Gehirnerschütterungen im Sport – Nicht nur Profis haben Probleme

Gehirnerschütterungen, so überschrieb Curtis Baushke seinen Aufsatz und fügte später handschriftlich hinzu: „Es sind nicht nur die Profis, die Probleme haben.“ Gestern berichtete die New York Times über Curtis: Er spielte Fußball, weil er Fußball für den vermeintlich sichereren Sport hielt. Curtis stellte seine – richtige, wie sich im nachhinein herausstellte – Selbstdiagnose nach Informationen aus dem Internet. Und Curtis starb vor einem Jahr, am 16 Juni, 2014, im Alter von 24 Jahren.

gehirnerschuetterungen

Als fünf Jahre vor seinem Tod Curtis Baushke diesem Aufsatz über Gehirnerschütterungen schrieb, erinnerte er sich, dass er in den 14 Jahren, die er Fußball spielte, dreimal bewusstlos wurde, zweimal nachdem er zum Kopfball ansetzte und – „WHAM“ – stattdessen mit einem anderen Spieler kollidierte. Die anhaltenden Nebenwirkungen, schrieb er, schlossen „schreckliche Migräne-Kopfschmerzen“ ein, so erfahren wir es aus der New York Times.

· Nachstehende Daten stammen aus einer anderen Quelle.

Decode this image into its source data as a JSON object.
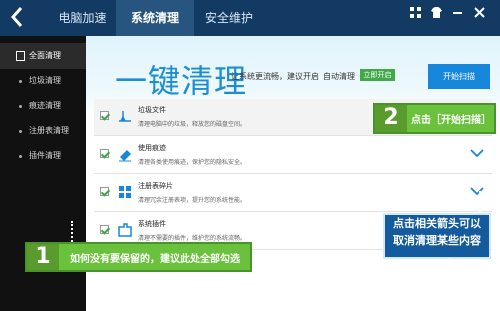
{
  "top_nav": {
    "tab1": "电脑加速",
    "tab2": "系统清理",
    "tab3": "安全维护"
  },
  "sidebar": {
    "items": [
      "全面清理",
      "垃圾清理",
      "痕迹清理",
      "注册表清理",
      "插件清理"
    ]
  },
  "main": {
    "heading": "一键清理",
    "subtext": "让系统更流畅，建议开启",
    "auto_label": "自动清理",
    "enable_button": "立即开启",
    "scan_button": "开始扫描"
  },
  "rows": [
    {
      "title": "垃圾文件",
      "desc": "清理电脑中的垃圾，释放您的磁盘空间。"
    },
    {
      "title": "使用痕迹",
      "desc": "清理各类使用痕迹，保护您的隐私安全。"
    },
    {
      "title": "注册表碎片",
      "desc": "清理冗余注册表项，提升您的系统性能。"
    },
    {
      "title": "系统插件",
      "desc": "清理不需要的插件，维护您的系统流畅。"
    }
  ],
  "callout1": {
    "number": "1",
    "text": "如何没有要保留的，建议此处全部勾选"
  },
  "callout2": {
    "number": "2",
    "text": "点击［开始扫描］"
  },
  "note": {
    "line1": "点击相关箭头可以",
    "line2": "取消清理某些内容"
  },
  "colors": {
    "accent": "#1687db",
    "callout": "#69c13c"
  }
}
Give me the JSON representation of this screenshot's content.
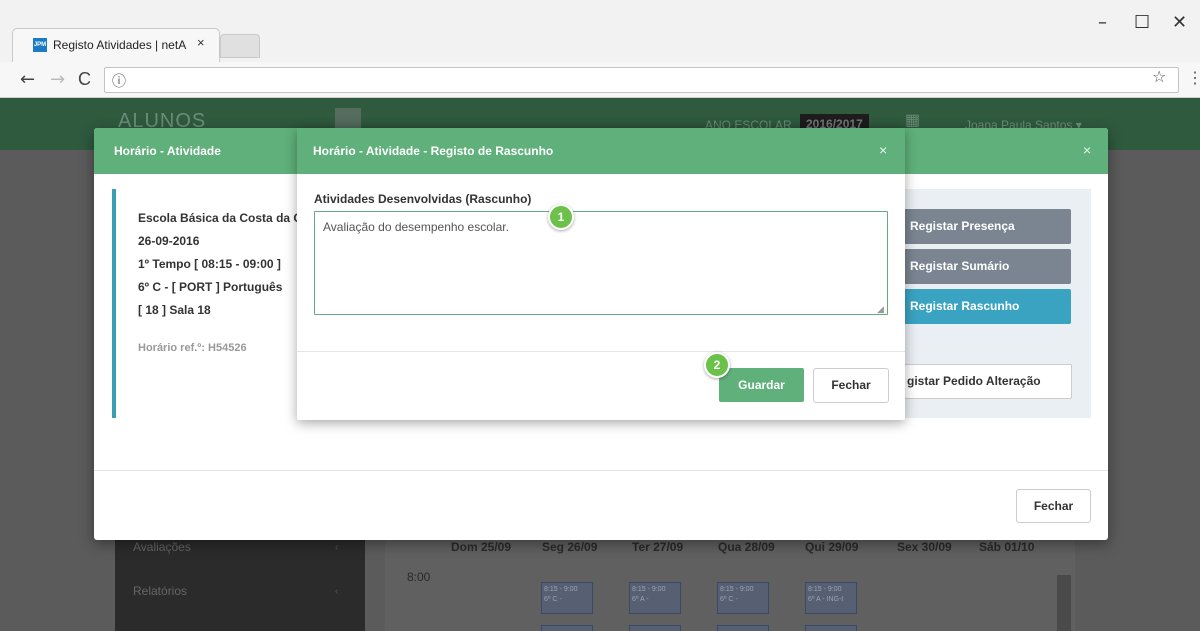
{
  "browser": {
    "tab_title": "Registo Atividades | netA",
    "tab_close": "×",
    "favicon_text": "JPM",
    "window_controls": [
      "–",
      "☐",
      "✕"
    ],
    "nav": {
      "back": "←",
      "forward": "→",
      "reload": "C"
    },
    "address_info_icon": "ⓘ",
    "star": "☆",
    "menu": "⋮"
  },
  "app": {
    "brand": "ALUNOS",
    "year_label": "ANO ESCOLAR",
    "year_value": "2016/2017",
    "user": "Joana Paula Santos ▾",
    "sidebar_items": [
      "Avaliações",
      "Relatórios"
    ],
    "calendar": {
      "days": [
        "Dom 25/09",
        "Seg 26/09",
        "Ter 27/09",
        "Qua 28/09",
        "Qui 29/09",
        "Sex 30/09",
        "Sáb 01/10"
      ],
      "time": "8:00",
      "slots": [
        {
          "time": "8:15 - 9:00",
          "label": "6º C -"
        },
        {
          "time": "8:15 - 9:00",
          "label": "6º A -"
        },
        {
          "time": "8:15 - 9:00",
          "label": "6º C -"
        },
        {
          "time": "8:15 - 9:00",
          "label": "6º A - ING-I"
        }
      ]
    }
  },
  "outer_modal": {
    "title": "Horário - Atividade",
    "close": "×",
    "info": {
      "school": "Escola Básica da Costa da C",
      "date": "26-09-2016",
      "time": "1º Tempo [ 08:15 - 09:00 ]",
      "class": "6º C - [ PORT ] Português",
      "room": "[ 18 ] Sala 18",
      "ref": "Horário ref.º: H54526"
    },
    "actions": {
      "presenca": "Registar Presença",
      "sumario": "Registar Sumário",
      "rascunho": "Registar Rascunho",
      "pedido": "gistar Pedido Alteração"
    },
    "colors": {
      "presenca": "#7a8591",
      "sumario": "#7a8591",
      "rascunho": "#3aa3c1"
    },
    "close_button": "Fechar"
  },
  "inner_modal": {
    "title": "Horário - Atividade - Registo de Rascunho",
    "close": "×",
    "field_label": "Atividades Desenvolvidas (Rascunho)",
    "field_value": "Avaliação do desempenho escolar.",
    "save_button": "Guardar",
    "close_button": "Fechar"
  },
  "badges": {
    "step1": "1",
    "step2": "2"
  }
}
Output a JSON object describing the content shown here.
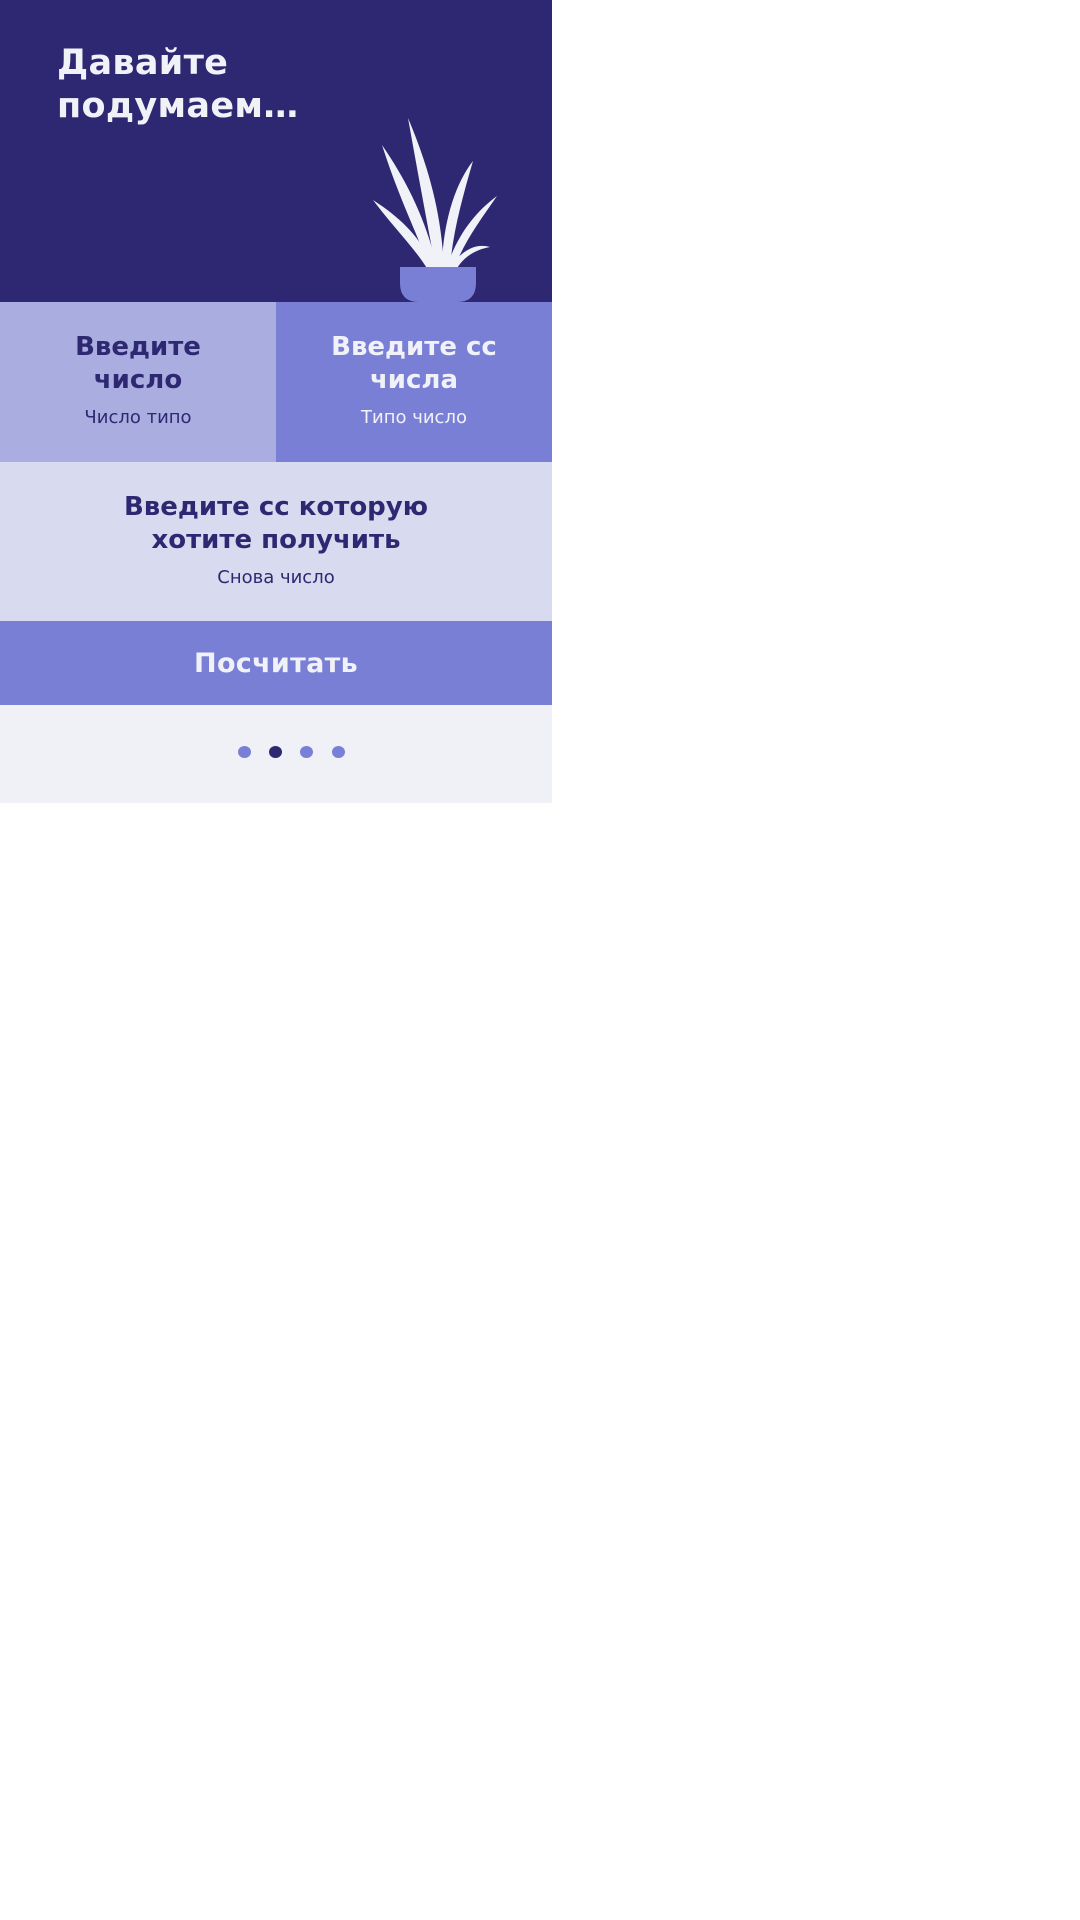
{
  "header": {
    "title": "Давайте подумаем…",
    "illustration": "potted-plant"
  },
  "inputs": {
    "number": {
      "label": "Введите число",
      "placeholder": "Число типо"
    },
    "source_base": {
      "label": "Введите сс числа",
      "placeholder": "Типо число"
    },
    "target_base": {
      "label": "Введите сс которую хотите получить",
      "placeholder": "Снова число"
    }
  },
  "actions": {
    "calculate_label": "Посчитать"
  },
  "pager": {
    "total": 4,
    "active_index": 1
  },
  "colors": {
    "dark_indigo": "#2e2872",
    "periwinkle": "#7a7fd6",
    "light_periwinkle": "#a9addf",
    "pale_lavender": "#d8daef",
    "background": "#f0f1f6",
    "text_light": "#f1f2f8"
  }
}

Curtis Baushke starb an einer versehentlichen Überdosis verschreibungspflichtiger Medikamente. Die New York Times geht näher auf seine Kranken- und Behandlungsgeschichte ein. Doch ist es nicht angebracht, nun auf Basis letztlich unvollständiger Informationen diese auszurollen.

Fakt ist, dass seine Familie Curtis’ Gehirn einem Forschungszentrum in Boston zur Erforschung der chronisch traumatischen Enzephalopathie (CTE) zukommen lies. Dieser Gehirnbank spendeten schon mehrere Sportler ihr Gehirn. Dort wurde das Ausmaß der Schädigung von Curtis Gehirn als CTE Stadium II klassifiziert (von insgesamt vier Stadien). In diesem Stadium treten Kopfschmerzen auf, aber auch Aufmerksamkeits- und Konzentrationsstörungen, Stimmungsschwankungen, Kurzzeitgedächtnisverlust und Sprachprobleme. Weniger häufig können auch Selbstmordgedanken aufkommen. In der Regel beginnen diese Störungen 8-10 Jahre nachdem wiederholende, leicht traumatische Hirnverletzungen durch Gehirnerschütterungen auftraten [1].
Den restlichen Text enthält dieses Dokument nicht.